Publication of small business economic impact statement in Washington State Register: RCW 34.08.020.
RCW 19.85.040
Small business economic impact statement — Purpose — Contents.
(1) A small business economic impact statement must include a brief description of the reporting, recordkeeping, and other compliance requirements of the proposed rule, and the kinds of professional services that a small business is likely to need in order to comply with such requirements. It shall analyze the costs of compliance for businesses required to comply with the proposed rule adopted pursuant to RCW 34.05.320, including costs of equipment, supplies, labor, professional services, and increased administrative costs. It shall consider, based on input received, whether compliance with the rule will cause businesses to lose sales or revenue. To determine whether the proposed rule will have a disproportionate cost impact on small businesses, the impact statement must compare the cost of compliance for small business with the cost of compliance for the ten percent of businesses that are the largest businesses required to comply with the proposed rules using one or more of the following as a basis for comparing costs:
(a) Cost per employee;
(b) Cost per hour of labor; or
(c) Cost per one hundred dollars of sales.

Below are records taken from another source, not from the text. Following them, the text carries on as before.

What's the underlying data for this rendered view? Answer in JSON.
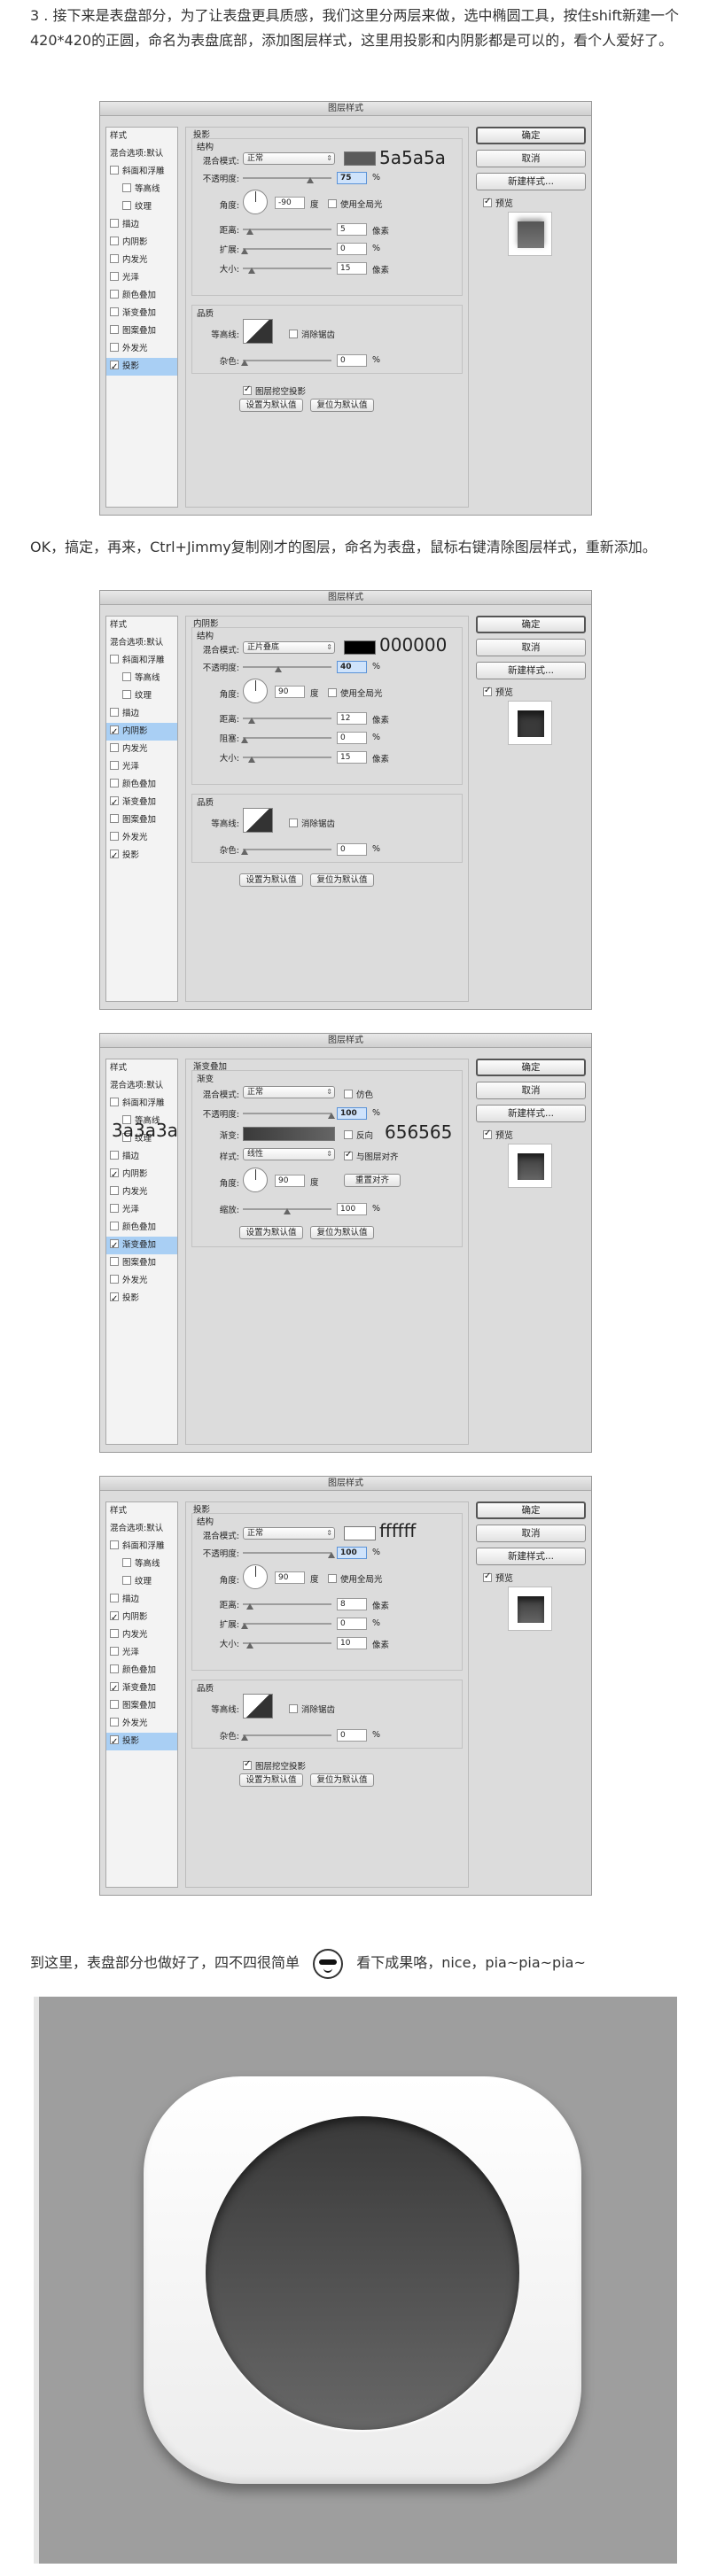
{
  "step3_text": "3 . 接下来是表盘部分，为了让表盘更具质感，我们这里分两层来做，选中椭圆工具，按住shift新建一个420*420的正圆，命名为表盘底部，添加图层样式，这里用投影和内阴影都是可以的，看个人爱好了。",
  "step4_text": "OK，搞定，再来，Ctrl+Jimmy复制刚才的图层，命名为表盘，鼠标右键清除图层样式，重新添加。",
  "final_text_before": "到这里，表盘部分也做好了，四不四很简单",
  "final_text_after": "看下成果咯，nice，pia~pia~pia~",
  "dialog_common": {
    "title": "图层样式",
    "ok": "确定",
    "cancel": "取消",
    "new_style": "新建样式...",
    "preview": "预览",
    "set_default": "设置为默认值",
    "reset_default": "复位为默认值",
    "sidebar_header": "样式",
    "sidebar_blend": "混合选项:默认",
    "blend_mode_label": "混合模式:",
    "opacity_label": "不透明度:",
    "angle_label": "角度:",
    "degree": "度",
    "global_light": "使用全局光",
    "distance_label": "距离:",
    "spread_label": "扩展:",
    "choke_label": "阻塞:",
    "size_label": "大小:",
    "px": "像素",
    "pct": "%",
    "quality": "品质",
    "contour_label": "等高线:",
    "antialias": "消除锯齿",
    "noise_label": "杂色:",
    "layer_knockout": "图层挖空投影",
    "structure": "结构"
  },
  "dialog1": {
    "section": "投影",
    "sidebar": [
      {
        "label": "斜面和浮雕",
        "checked": false,
        "sub": false
      },
      {
        "label": "等高线",
        "checked": false,
        "sub": true
      },
      {
        "label": "纹理",
        "checked": false,
        "sub": true
      },
      {
        "label": "描边",
        "checked": false,
        "sub": false
      },
      {
        "label": "内阴影",
        "checked": false,
        "sub": false
      },
      {
        "label": "内发光",
        "checked": false,
        "sub": false
      },
      {
        "label": "光泽",
        "checked": false,
        "sub": false
      },
      {
        "label": "颜色叠加",
        "checked": false,
        "sub": false
      },
      {
        "label": "渐变叠加",
        "checked": false,
        "sub": false
      },
      {
        "label": "图案叠加",
        "checked": false,
        "sub": false
      },
      {
        "label": "外发光",
        "checked": false,
        "sub": false
      },
      {
        "label": "投影",
        "checked": true,
        "sub": false
      }
    ],
    "blend_mode": "正常",
    "color": "#5a5a5a",
    "color_annot": "5a5a5a",
    "opacity": "75",
    "angle": "-90",
    "distance": "5",
    "spread": "0",
    "size": "15",
    "noise": "0"
  },
  "dialog2": {
    "section": "内阴影",
    "sidebar": [
      {
        "label": "斜面和浮雕",
        "checked": false,
        "sub": false
      },
      {
        "label": "等高线",
        "checked": false,
        "sub": true
      },
      {
        "label": "纹理",
        "checked": false,
        "sub": true
      },
      {
        "label": "描边",
        "checked": false,
        "sub": false
      },
      {
        "label": "内阴影",
        "checked": true,
        "sub": false
      },
      {
        "label": "内发光",
        "checked": false,
        "sub": false
      },
      {
        "label": "光泽",
        "checked": false,
        "sub": false
      },
      {
        "label": "颜色叠加",
        "checked": false,
        "sub": false
      },
      {
        "label": "渐变叠加",
        "checked": true,
        "sub": false
      },
      {
        "label": "图案叠加",
        "checked": false,
        "sub": false
      },
      {
        "label": "外发光",
        "checked": false,
        "sub": false
      },
      {
        "label": "投影",
        "checked": true,
        "sub": false
      }
    ],
    "blend_mode": "正片叠底",
    "color": "#000000",
    "color_annot": "000000",
    "opacity": "40",
    "angle": "90",
    "distance": "12",
    "choke": "0",
    "size": "15",
    "noise": "0"
  },
  "dialog3": {
    "section": "渐变叠加",
    "sub_section": "渐变",
    "sidebar": [
      {
        "label": "斜面和浮雕",
        "checked": false,
        "sub": false
      },
      {
        "label": "等高线",
        "checked": false,
        "sub": true
      },
      {
        "label": "纹理",
        "checked": false,
        "sub": true
      },
      {
        "label": "描边",
        "checked": false,
        "sub": false
      },
      {
        "label": "内阴影",
        "checked": true,
        "sub": false
      },
      {
        "label": "内发光",
        "checked": false,
        "sub": false
      },
      {
        "label": "光泽",
        "checked": false,
        "sub": false
      },
      {
        "label": "颜色叠加",
        "checked": false,
        "sub": false
      },
      {
        "label": "渐变叠加",
        "checked": true,
        "sub": false
      },
      {
        "label": "图案叠加",
        "checked": false,
        "sub": false
      },
      {
        "label": "外发光",
        "checked": false,
        "sub": false
      },
      {
        "label": "投影",
        "checked": true,
        "sub": false
      }
    ],
    "blend_mode": "正常",
    "dither": "仿色",
    "opacity": "100",
    "gradient_label": "渐变:",
    "reverse": "反向",
    "style_label": "样式:",
    "style": "线性",
    "align_layer": "与图层对齐",
    "reset_align": "重置对齐",
    "angle": "90",
    "scale_label": "缩放:",
    "scale": "100",
    "grad_left_annot": "3a3a3a",
    "grad_right_annot": "656565",
    "grad_left": "#3a3a3a",
    "grad_right": "#656565"
  },
  "dialog4": {
    "section": "投影",
    "sidebar": [
      {
        "label": "斜面和浮雕",
        "checked": false,
        "sub": false
      },
      {
        "label": "等高线",
        "checked": false,
        "sub": true
      },
      {
        "label": "纹理",
        "checked": false,
        "sub": true
      },
      {
        "label": "描边",
        "checked": false,
        "sub": false
      },
      {
        "label": "内阴影",
        "checked": true,
        "sub": false
      },
      {
        "label": "内发光",
        "checked": false,
        "sub": false
      },
      {
        "label": "光泽",
        "checked": false,
        "sub": false
      },
      {
        "label": "颜色叠加",
        "checked": false,
        "sub": false
      },
      {
        "label": "渐变叠加",
        "checked": true,
        "sub": false
      },
      {
        "label": "图案叠加",
        "checked": false,
        "sub": false
      },
      {
        "label": "外发光",
        "checked": false,
        "sub": false
      },
      {
        "label": "投影",
        "checked": true,
        "sub": false
      }
    ],
    "blend_mode": "正常",
    "color": "#ffffff",
    "color_annot": "ffffff",
    "opacity": "100",
    "angle": "90",
    "distance": "8",
    "spread": "0",
    "size": "10",
    "noise": "0"
  }
}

(2) A small business economic impact statement must also include:
(a) A statement of the steps taken by the agency to reduce the costs of the rule on small businesses as required by RCW 19.85.030(2), or reasonable justification for not doing so, addressing the options listed in RCW 19.85.030(2);
(b) A description of how the agency will involve small businesses in the development of the rule;
(c) A list of industries that will be required to comply with the rule. However, this subsection (2)(c) shall not be construed to preclude application of the rule to any business or industry to which it would otherwise apply; and
(d) An estimate of the number of jobs that will be created or lost as the result of compliance with the proposed rule.
(3) To obtain information for purposes of this section, an agency may survey a representative sample of affected businesses or trade associations and should, whenever possible, appoint a committee under RCW 34.05.310(2) to assist in the accurate assessment of the costs of a proposed rule, and the means to reduce the costs imposed on small business.
[2007 c 239 § 4; 1995 c 403 § 403; 1994 c 249 § 12. Prior: 1989 c 374 § 3; 1989 c 175 § 73; 1982 c 6 § 4.]
Notes:
Findings — 2007 c 239: See note following RCW 19.85.020.
Application — 1995 c 403 §§ 201, 301-305, 401-405, and 801: See note following RCW 34.05.328.
Findings — Short title — Intent — 1995 c 403: See note following RCW 34.05.328.
Part headings not law — Severability — 1995 c 403: See RCW 43.05.903 and 43.05.904.
Severability — Application — 1994 c 249: See notes following RCW 34.05.310.
Effective date — 1989 c 175: See note following RCW 34.05.010.
Publication in Washington State Register: RCW 34.08.020.